Midweek PLC Musings
Calling a Spade a Shovel
In the technical world we live in there is no faster way to discount your trade value - than using the wrong terminology in front of people who hold your future in their hands (clients or customers in other words). Yes there is a whole slice of the world with little in the way of understanding what we are talking about when we talk among ourselves. So often we are asked to reduce our technical “mumbo-jumbo”, to make ourselves understood. But, I've come to see, giving in to that is most often a mistake. Because only if your language is precise, can your work be expected to be the same. And maybe those who wish us to simplify - should learn the real meaning instead.

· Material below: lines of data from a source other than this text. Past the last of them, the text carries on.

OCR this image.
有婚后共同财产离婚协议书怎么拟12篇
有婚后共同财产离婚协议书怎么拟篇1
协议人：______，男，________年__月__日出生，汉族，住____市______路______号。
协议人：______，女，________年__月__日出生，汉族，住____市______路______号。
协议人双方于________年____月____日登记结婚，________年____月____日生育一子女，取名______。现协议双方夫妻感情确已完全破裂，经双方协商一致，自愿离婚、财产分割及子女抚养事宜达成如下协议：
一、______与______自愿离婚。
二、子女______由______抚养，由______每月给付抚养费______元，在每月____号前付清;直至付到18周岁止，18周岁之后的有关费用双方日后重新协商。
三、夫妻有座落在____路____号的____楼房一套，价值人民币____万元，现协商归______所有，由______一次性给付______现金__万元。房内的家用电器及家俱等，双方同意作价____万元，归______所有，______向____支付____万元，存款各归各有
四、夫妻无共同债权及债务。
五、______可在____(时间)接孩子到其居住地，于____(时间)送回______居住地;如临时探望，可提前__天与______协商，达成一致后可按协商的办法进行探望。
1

When someone is obviously talking about a PLC program and mentions relay contacts and coils, it immediately calls into question their real understanding of what the PLC is doing. Because, as you know, the are no relay instructions in the PLC! There are “Examine If On” instructions and “Examine If Off” instructions, and there are “Output Energize” instruction. The PLC has instructions and memory locations we more recently have come to call “Tags”. They are not relay contacts nor coils or labels. Lets take a closer look at the Tag and its components. Before we go there, remember the tag is just a reference to a location in PLC memory. It’s just that the PLC hides from us the absolute memory location and shows us the tag name instead. With the advent of ControlLogix, there are now tags and sub-tag components. A tag with a “/“ symbol in the tag name is called a tag with a “delimiter”. The delimiter announces to us that the part to the right of the delimiter is the next smaller sub-element of the tag. If the tag was a DINT (a 32 bit wide word), the characters to the right of the delimiter specify a bit within the word.
There is another delimiter in use, the “.” (period or dot). Here the meaning of the characters to the right of the dot can be a number of things - but what it always is - is a sub-component of a data structure that the tag stands for. So if the tag name to the left of the dot delimiter indicates a timer instruction, as in StartDelay.ACC, the ACC component is a part of the Timer structure - the accumulated value. But if the tag name to the left of the delimiter is an overload instruction, then the tag MainMotorOL.CfgOLtrip is likely a value that is part of the overload object which defines the overload trip setting (likely a floating point value).
There is another set of delimiters, the square brackets “[“ and “]”. These are used to describe individual words in an array structure. So the tag SortSize[12] specifies the thirteenth word in the SortSize array (because arrays start with zero). You can combine the delimiters in fun ways: SortSize[10].2 is a bit level address that points at the third least significant bit in the eleventh word in the SortSize array.
Oh, and the things that you plug into the rack, that the real world signals get connected to, are not “cards”! They are modules. And its not a rack by the way, its a chassis.
Lets not confuse the value of tags with the tag. A tag has a value. So a string tag named ValveLabel, that contains the string “Valve 34” is not Valve 34 - it is ValveLabel. Its content may change. That holds true until you encounter tags that are not really tags but constants. For instance the Source A of a MOV instruction may contain the number 3421. Is that a constant number 3421? Or is it a tag named 3421? It can not be a tag, because tag names are not allowed to start with a number - so it must be a constant.
The left vertical in the ladder logic view in your programming software is not a “power rail”. That’s what it would be called if it was a real relay control system. In the PLC it is called the “logic true state”. If you hear “the power rail provides power through the relay contact to energize the coil” - what should have been said is: “the logic true state is affected by the condition of the examine instruction here, and leads to the output instruction going true”.
Do you have any favourite sloppy expressions you love to dislike?